One problem in stress research is the developing better instruments to measure stress. Of particular relevance to self-blame is the importance to use measures that distinguish between CSB and BSB, which differ in their prevalence, attributions they make on controllability of the future, and their associated outcomes. Many studies examining effects of self-blame on reaction to misfortune and trauma do not distinguish between types of self-blame.; as such, they may struggle to understand whether individuals are putting blame on their choices or actions (behavioral factors), or on uncontrollable aspects of the self (characterological factors). This parallels a problem of conflating ways of coping that are maladaptive with those that are adaptive, or conflating coping behaviors with outcomes that come after coping

In any case, while BSB has not been found empirically-effective enough to recommend by itself, it seems to be less harmful than CSB. Empirical studies, when they distinguish between CSB and BSB, often show differences between their effects.

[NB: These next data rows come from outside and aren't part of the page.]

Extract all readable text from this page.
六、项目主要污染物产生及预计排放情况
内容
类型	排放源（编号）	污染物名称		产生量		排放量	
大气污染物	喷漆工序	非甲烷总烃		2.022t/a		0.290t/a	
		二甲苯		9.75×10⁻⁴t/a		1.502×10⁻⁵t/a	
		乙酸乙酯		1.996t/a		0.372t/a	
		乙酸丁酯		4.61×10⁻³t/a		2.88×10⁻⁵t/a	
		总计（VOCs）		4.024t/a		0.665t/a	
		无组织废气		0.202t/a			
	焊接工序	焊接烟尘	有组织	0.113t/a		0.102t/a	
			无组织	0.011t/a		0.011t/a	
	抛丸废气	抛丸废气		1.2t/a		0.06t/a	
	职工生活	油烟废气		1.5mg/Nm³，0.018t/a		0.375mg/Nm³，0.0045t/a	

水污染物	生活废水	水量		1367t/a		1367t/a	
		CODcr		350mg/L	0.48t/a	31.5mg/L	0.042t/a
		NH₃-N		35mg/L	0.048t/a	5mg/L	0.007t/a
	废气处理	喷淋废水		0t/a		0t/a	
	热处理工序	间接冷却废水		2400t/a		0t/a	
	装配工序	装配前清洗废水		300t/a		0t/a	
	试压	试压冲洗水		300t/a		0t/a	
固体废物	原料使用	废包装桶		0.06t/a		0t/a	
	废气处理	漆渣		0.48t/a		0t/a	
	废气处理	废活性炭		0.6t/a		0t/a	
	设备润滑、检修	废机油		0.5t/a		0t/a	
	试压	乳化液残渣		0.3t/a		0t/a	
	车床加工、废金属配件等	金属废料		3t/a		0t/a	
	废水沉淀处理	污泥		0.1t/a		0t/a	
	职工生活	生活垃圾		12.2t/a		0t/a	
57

One intriguing area of study is if BSB can be used as an alternative to CSB. In line with Dweck's studies on encouraging effort, not ability, attributions, it seems that it might be possible to propose attributing outcomes to choices, not stable, unchoosable characteristics. Following this line, attribution theorists suggest that events are attributed to one factor or another, not both. While this might not be useful in treatment of mental disorders like depression, where both types of self-blame are already present, it may be endorsable as a preventive measure against stressful events to "switch" blame from characterological factors to behavioral factors. However, it may not be easy to blame behaviors without making some characterological judgments as well. Future research may examine whether or not BSB can be used as a substitute for CSB.